Proofpoint Inc, a cybersecurity and compliance solutions company, and Ponemon Institute, a top IT security research organisation, have released the results of a new study on the Cost of Phishing. The report has revealed that the cost of phishing attacks have almost quadrupled over the past six years, with large US companies losing an average of US$14.8 million annually (or US$1,500 per employee), up sharply from 2015’s figure of US$3.8 million.
According to the study, which surveyed nearly 600 IT and IT security practitioners, the most expensive threats to businesses include BEC and ransomware attacks. But the costs to organisations extend far beyond the funds transferred to the attackers.
“When people learn that an organisation paid millions to resolve a ransomware issue, they assume that fixing it cost the company just the ransom. What we found is that ransoms alone account for less than 20% of the cost of a ransomware attack,” said Larry Ponemon, Chairman and Founder, Ponemon Institute. “Because phishing attacks increase the likelihood of a data breach and business disruption, most of the costs incurred by companies come from lost productivity and remediation of the issue rather than the actual ransom paid to the attackers.”
Credential compromise (credential theft) generally precedes attacks like BEC and ransomware, usually in the form of an employee being “phished” into giving up their login credentials. According to the Anti-Phishing Working Group (APWG), phishing is a crime employing both social engineering and technical subterfuge to steal personal identity data and financial account credentials. The growth of phishing is not gradual – it’s growing exponentially, with the APWG estimating that phishing attacks doubled in 2020 alone.
Other key findings from the 2021 Cost of Phishing report include:
- Loss of productivity is one of phishing’s costliest outcomes. In an average sized US corporation of 9,567 people, this translates to 63,343 wasted hours every year. Each employee wastes an average of seven hours annually due to phishing scams, an increase from four hours in 2015
- Business email compromise costs nearly US$6 million annually for a large organisation.
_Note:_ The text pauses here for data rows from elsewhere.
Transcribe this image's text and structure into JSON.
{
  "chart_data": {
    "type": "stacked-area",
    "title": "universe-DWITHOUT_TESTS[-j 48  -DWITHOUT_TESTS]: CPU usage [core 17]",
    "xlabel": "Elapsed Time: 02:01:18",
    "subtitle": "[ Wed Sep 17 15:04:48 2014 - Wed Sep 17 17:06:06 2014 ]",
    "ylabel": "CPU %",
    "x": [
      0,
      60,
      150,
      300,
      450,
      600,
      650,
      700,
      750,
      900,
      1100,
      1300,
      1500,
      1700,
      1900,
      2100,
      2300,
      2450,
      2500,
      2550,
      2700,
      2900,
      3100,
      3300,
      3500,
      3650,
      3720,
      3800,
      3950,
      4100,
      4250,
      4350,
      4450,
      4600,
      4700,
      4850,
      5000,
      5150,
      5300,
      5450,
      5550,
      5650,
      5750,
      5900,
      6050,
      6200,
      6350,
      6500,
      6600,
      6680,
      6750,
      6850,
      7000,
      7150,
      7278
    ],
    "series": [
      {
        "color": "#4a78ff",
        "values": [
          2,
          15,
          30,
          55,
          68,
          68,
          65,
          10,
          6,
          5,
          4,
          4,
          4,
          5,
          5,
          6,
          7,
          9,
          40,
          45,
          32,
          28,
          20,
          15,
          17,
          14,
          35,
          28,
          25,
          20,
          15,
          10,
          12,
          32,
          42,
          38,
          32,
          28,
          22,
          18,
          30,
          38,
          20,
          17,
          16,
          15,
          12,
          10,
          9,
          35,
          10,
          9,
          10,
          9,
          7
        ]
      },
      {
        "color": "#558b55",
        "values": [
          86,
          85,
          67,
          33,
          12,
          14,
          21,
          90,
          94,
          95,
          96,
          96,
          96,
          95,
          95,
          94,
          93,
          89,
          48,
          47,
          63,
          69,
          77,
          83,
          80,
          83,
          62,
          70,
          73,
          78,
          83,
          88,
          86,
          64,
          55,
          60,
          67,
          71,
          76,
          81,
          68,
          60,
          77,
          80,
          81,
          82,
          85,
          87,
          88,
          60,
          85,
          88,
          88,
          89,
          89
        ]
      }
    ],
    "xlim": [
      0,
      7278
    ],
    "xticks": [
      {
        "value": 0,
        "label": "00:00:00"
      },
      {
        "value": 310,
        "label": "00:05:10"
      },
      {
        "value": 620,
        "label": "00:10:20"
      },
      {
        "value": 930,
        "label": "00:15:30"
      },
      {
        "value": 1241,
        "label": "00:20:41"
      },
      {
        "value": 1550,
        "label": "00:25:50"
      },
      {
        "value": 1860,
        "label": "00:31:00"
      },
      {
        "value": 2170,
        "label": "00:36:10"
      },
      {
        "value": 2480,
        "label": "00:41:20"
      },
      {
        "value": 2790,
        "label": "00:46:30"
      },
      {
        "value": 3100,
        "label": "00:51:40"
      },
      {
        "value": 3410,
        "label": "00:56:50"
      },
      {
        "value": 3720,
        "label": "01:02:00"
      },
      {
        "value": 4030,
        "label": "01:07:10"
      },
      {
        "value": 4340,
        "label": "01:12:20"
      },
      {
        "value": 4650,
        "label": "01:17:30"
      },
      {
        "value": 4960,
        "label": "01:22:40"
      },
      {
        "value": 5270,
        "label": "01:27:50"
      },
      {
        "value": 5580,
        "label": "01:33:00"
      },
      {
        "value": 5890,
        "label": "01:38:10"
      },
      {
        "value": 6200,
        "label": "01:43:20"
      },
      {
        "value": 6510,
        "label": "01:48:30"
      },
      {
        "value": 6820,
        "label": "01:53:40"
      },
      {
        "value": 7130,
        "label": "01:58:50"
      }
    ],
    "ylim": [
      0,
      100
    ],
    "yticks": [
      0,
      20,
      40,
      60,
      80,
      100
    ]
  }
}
Of that, illicit payments made annually to BEC attackers is US$1.17 million. Ransomware annually costs large organisations US$5.66 million. Of that, $790,000 accounts for the paid ransoms themselves.
Security Awareness Training reduces phishing expenses by more than 50% on average.
Costs for resolving malware infections have more than doubled since 2015. The average total cost to resolve malware attacks is US$807,506 in 2021, an increase from US$338,098 in 2015.
Credential compromise costs have increased dramatically since 2015. As a result, organisations are spending more to respond to these attacks. The average cost to contain phishing-based credential compromises increased from US$381,920 in 2015 to US$692,531 in 2021. Organisations experienced an average of 5.3 compromises over a 12-month period.
Business leaders should pay attention to probable maximum loss scenarios. For instance, BEC attacks could incur losses from business disruptions of up to $157 million if organizations aren’t prepared. Malware resulting in data exfiltration could cost businesses up to US$137 million.
Emile Abou Saleh, Regional Director, Middle East and Africa, Proofpoint, added: “In the Middle East, our recent research revealed that CISOs in the UAE and KSA feel at a risk of suffering material cyberattacks in the next 12 months, with phishing being a concern for nearly one third of CISOs. It is therefore crucial for organisations in the Middle East to build a culture of cybersecurity among their employees by putting in place cybersecurity awareness training to understand how security policies affect their day-to-day work.”
“Because threat actors now target employees instead of networks, credential compromise has exploded in recent years, leaving the door wide-open for much more devastating attacks like BEC and ransomware,” said Ryan Kalember, Executive Vice President, Cybersecurity Strategy, Proofpoint. “Until organisations deploy a people-centric approach to cybersecurity that includes security awareness training and integrated threat protection to stop and remediate threats, phishing attacks will continue.”